Missing Library when Importing Python Module

Coreform Cubit Version: 2021.11
Platform: CentOS Linux 7

Hi all, I’m currently trying to import the Python Cubit module in order to do some Python manipulation and am running into an issue with a missing library. When importing the module I get the following error:

Traceback (most recent call last): File "<stdin>", line 1, in <module> File "/home/kendwill/Coreform-Cubit-2021.11/bin/cubit.py", line 32, in <module> from cubit3 import * File "/home/kendwill/Coreform-Cubit-2021.11/bin/cubit3.py", line 15, in <module> import _cubit3 ImportError: libsec.so.0: cannot open shared object file: No such file or directory

Running ldd on _cubit3.so reveals that I am indeed missing libsec.so.0. Unfortunately, my searches of the internet show almost zero reference to this missing library. I found a reference here indicating that it might be a part of some Solaris libraries (not that I know what those are). Any ideas from y’all as to where I can get a hold of this library, or if it’s an indication I’m missing something else? I’d be happy to elaborate if there’s more information I can share.

Note: I run ldd on the same file on my personal Ubuntu18 laptop and a separate cluster running CentOS7, and neither shows libsec.so.0 as a required library.

That’s…very odd. The library isn’t changing across your systems, and these are the libraries that _cubit3.so is directly linked against (obtained with readelf -d _cubit3.so):
libpython3.8.so.1.0
lilbcubiti19.so
libcubit_util.so
libpthread.so.0
libstdc++.so.6
libm.so.6
libgcc_s.so.1
libc.so.6

I’ve never heard of libsec.so.0 either, and I’m pretty sure that we’re not shipping that or linking against it. Odds are it’s getting pulled in from something you have installed on your first system.

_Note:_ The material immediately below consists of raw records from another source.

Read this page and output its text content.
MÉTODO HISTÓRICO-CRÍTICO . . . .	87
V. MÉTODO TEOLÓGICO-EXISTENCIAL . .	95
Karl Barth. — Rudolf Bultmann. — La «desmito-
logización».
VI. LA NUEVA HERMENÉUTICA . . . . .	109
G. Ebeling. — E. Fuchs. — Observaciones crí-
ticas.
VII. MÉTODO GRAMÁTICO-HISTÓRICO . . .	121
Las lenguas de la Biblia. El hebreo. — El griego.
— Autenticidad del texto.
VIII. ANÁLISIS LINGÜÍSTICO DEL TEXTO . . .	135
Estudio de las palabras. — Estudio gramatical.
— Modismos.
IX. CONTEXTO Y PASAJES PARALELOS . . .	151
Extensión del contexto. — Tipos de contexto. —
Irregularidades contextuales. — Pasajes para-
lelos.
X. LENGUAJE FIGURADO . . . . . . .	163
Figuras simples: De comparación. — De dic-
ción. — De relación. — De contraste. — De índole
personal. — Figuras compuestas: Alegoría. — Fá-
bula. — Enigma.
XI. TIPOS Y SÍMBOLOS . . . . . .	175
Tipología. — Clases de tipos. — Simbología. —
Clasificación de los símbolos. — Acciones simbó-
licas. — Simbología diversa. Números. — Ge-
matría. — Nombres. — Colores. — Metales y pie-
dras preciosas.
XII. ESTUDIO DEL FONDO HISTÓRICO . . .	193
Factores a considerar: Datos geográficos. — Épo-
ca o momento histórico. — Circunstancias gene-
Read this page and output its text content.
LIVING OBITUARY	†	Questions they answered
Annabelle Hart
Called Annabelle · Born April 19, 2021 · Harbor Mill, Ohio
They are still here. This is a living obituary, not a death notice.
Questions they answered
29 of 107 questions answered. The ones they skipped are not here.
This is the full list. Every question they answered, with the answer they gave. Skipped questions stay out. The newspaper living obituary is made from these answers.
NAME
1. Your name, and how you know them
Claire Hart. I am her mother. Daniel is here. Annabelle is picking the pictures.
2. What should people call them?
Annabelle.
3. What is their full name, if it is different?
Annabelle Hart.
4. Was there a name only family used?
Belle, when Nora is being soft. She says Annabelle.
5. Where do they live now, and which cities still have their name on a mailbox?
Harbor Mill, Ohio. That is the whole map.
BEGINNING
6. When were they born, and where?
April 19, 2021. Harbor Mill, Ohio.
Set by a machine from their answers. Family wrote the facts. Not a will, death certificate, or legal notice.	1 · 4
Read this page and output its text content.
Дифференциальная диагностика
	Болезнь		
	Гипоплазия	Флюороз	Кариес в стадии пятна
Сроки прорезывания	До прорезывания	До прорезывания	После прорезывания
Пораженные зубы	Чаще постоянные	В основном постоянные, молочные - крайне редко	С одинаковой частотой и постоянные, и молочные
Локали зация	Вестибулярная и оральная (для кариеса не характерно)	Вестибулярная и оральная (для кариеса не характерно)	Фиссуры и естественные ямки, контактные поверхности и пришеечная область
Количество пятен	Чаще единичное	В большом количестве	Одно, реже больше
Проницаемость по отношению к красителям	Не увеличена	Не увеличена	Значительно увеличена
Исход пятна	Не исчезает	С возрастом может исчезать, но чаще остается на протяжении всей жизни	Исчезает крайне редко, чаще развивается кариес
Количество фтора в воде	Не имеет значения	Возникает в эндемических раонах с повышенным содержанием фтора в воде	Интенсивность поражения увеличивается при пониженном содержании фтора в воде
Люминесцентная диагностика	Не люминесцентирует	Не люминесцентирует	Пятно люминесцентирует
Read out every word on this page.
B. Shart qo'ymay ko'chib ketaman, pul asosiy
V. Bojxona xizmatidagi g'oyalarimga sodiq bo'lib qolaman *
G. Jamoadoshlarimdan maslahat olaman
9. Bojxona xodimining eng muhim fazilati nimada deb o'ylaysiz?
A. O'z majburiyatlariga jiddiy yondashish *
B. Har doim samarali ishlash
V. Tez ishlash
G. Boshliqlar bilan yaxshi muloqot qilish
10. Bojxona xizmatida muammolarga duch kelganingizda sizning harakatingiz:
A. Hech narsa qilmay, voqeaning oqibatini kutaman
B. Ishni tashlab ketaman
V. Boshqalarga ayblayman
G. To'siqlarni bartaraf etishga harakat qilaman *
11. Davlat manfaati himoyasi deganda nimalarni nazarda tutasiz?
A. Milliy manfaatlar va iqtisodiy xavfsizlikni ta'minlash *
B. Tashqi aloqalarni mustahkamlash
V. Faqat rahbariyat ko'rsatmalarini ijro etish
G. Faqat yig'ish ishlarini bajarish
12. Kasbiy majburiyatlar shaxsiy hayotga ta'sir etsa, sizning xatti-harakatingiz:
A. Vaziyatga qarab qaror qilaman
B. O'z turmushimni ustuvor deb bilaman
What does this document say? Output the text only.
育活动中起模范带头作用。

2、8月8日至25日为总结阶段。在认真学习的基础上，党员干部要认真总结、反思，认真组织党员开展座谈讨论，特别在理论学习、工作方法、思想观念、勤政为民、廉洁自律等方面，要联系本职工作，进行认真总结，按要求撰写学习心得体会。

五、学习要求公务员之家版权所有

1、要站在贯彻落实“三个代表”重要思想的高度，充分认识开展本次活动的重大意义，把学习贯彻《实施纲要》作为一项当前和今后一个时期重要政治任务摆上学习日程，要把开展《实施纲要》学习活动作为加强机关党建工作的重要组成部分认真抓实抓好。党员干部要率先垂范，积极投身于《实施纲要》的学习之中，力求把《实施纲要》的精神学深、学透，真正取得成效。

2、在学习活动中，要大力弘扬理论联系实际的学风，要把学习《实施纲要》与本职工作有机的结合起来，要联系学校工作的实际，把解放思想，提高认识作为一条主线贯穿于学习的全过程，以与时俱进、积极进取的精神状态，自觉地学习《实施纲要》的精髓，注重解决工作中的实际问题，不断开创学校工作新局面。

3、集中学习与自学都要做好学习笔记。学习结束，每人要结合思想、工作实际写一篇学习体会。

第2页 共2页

There’s a few things you can try:

  1. First make sure that you’re using the Python3 that ships with Cubit, at /home/kendwill/Coreform-Cubit-2021.11/bin/python3/python3
  2. You can get a better sense of the include chain by using a tool like lddtree (available from yum install pax-utils)
  3. Look at your PATH and LD_LIBRARY_PATH environment variables and see if any of the directories in them have a libsec.so.0
  4. Take a system call log by running strace -o debug_libsec.txt python3 your_python_script.py and attaching the generated debug_libsec.txt here. We’ll try to diagnose the issue from there.

Here’s the output from strace, I can’t quite tell what’s the originator of the call for libsec, hopefully you can. Running with the included python has the same error. I’ll get lddtree and reply with the output results from that in a little bit. Thanks Scot!

debug_libsec_2.txt (398.2 KB)

Very odd, I ran lddtree and the output never even mentions libsec.so.0.
lddtree_output.txt (16.0 KB)

Maybe it’s coming from libudev and/or libnuma? Those are in your /usr/lib64 directory and right after that we’re trying to load libsec. None of those show up in your lddtree output either. I think this means you’ve got something funky going on with Python. Do you have any environment variables set for Python like PYTHONHOME?

Hi all, I managed to circumvent this error simply by unloading a module I had loaded, specifically OpenMP. I’m guessing somewhere in the chain of dependencies something got thrown off by OpenMP’s inclusion!